La Stampa 18.11.17
Le due sinistre e la frattura ormai irrecuperabile
di Marcello Sorgi
Ci
saranno due liste e due candidati in ogni collegio uninominale a
sinistra. Salvo sorprese (ma non nel senso di una ricomposizione
unitaria, semmai di un’ulteriore frammentazione) sarà questa la
conclusione della trattativa che Fassino, per conto di Renzi, si avvia a
certificare. Da un lato il Pd con Ap, Radicali, Verdi, socialisti e, se
l’incontro di oggi andrà bene, Campo progressista di Pisapia.
Dall’altro D’Alema, Bersani, Speranza e gli scissionisti del Pd,
Sinistra italiana (Fratoianni) e Possibile (Civati). Finisce com’era
cominciata, esce confermata la previsione di Renzi sulla mini-coalizione
attorno al suo partito, e dalla prossima settimana partiranno cannonate
dall’una e dall’altra parte.
Quelle della sinistra-sinistra
riguarderanno principalmente il Jobs Act, la riforma della riforma
dell’articolo 18, e l’età pensionabile, da bloccare secondo Mdp e Cgil,
che si accinge su questo a rompere con Gentiloni, e da innalzare a 67
anni, salvo per alcune categorie esentate dal governo, a partire dal
2019 secondo la legge Fornero. Va da sé che diventeranno due cavalli di
battaglia della prossima campagna elettorale della sinistra antirenziana
e d’opposizione.
Renzi non aveva mai scommesso sulla possibilità
di riportare a casa gli scissionisti. Ma il lavoro fatto da Fassino gli
tornerà utile innanzitutto per dimostrare a quella parte della
maggioranza interna (Franceschini) e della minoranza (Orlando) che nulla
è stato lasciato intentato per cercare di riunificare il
centrosinistra; e poi per stringere con Pisapia e recuperare l’appoggio
di Prodi, altri due risultati conseguiti o quasi dal negoziatore.
Basta
accontentarsi.

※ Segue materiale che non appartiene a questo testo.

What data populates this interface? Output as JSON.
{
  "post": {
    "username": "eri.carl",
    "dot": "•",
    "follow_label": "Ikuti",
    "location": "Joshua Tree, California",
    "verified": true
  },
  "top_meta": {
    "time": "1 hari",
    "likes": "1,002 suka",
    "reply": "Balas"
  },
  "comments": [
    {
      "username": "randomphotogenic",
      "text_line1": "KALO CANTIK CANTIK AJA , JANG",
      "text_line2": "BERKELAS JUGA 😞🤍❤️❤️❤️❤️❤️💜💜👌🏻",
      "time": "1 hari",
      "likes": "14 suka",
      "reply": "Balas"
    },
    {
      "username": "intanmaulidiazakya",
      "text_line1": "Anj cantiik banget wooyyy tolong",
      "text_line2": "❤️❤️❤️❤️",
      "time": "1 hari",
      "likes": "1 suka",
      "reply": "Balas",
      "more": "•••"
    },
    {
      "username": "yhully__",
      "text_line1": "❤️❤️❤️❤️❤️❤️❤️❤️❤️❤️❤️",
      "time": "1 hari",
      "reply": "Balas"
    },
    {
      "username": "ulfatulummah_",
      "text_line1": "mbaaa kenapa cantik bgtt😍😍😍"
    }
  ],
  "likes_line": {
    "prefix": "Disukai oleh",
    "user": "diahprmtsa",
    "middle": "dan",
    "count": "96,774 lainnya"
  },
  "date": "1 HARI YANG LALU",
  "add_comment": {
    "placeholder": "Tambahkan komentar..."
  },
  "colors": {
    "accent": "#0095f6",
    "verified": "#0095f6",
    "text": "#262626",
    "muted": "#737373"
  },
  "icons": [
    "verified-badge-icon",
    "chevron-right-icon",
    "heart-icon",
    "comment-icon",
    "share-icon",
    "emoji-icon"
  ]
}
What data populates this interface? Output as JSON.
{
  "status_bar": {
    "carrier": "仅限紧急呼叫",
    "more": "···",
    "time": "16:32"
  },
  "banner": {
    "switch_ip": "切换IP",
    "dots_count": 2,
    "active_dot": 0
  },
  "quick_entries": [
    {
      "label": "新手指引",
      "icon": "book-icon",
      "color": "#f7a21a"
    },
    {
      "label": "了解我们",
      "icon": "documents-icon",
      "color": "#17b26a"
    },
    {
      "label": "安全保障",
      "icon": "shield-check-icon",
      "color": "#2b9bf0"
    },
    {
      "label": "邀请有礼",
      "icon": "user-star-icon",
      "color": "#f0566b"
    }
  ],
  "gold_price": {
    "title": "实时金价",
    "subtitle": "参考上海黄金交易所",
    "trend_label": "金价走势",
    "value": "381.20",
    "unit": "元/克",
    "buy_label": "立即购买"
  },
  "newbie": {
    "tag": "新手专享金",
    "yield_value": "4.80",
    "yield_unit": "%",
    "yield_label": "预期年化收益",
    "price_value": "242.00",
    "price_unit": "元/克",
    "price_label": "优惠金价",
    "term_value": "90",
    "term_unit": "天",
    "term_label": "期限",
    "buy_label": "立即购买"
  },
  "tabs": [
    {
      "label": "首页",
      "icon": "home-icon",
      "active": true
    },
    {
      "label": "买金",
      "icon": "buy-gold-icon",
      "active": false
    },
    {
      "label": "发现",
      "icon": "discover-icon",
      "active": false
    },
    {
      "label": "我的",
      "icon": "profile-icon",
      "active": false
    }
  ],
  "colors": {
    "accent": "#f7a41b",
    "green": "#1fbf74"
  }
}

Nessuno d’altra parte si nasconde le incognite
elettorali che la divisione porta con sé nelle urne. Il danno più
prevedibile riguarda i collegi uninominali, dove il centrodestra già
partiva più forte - tra il Nord e la Sicilia - e dove potrebbe
guadagnare ulteriori posizioni anche nel Centro Italia, una volta
appannaggio fisso del centrosinistra e adesso, dopo la rottura molto
meno. Ma la conseguenza più temibile per il Pd e gli avversari del suo
stesso campo è il ritorno in pista anche nei collegi uninominali, da cui
il Rosatellum sembrava escluderli, dei 5 Stelle.
Davvero un bel
risultato per il partito che aveva dato il nome del proprio capogruppo a
una legge pensata per penalizzare M5S, che, senza alleanze né
coalizione, nei collegi era destinato a perdere, e che adesso si ritrova
a sorpresa favorito rispetto a un centrosinistra diviso.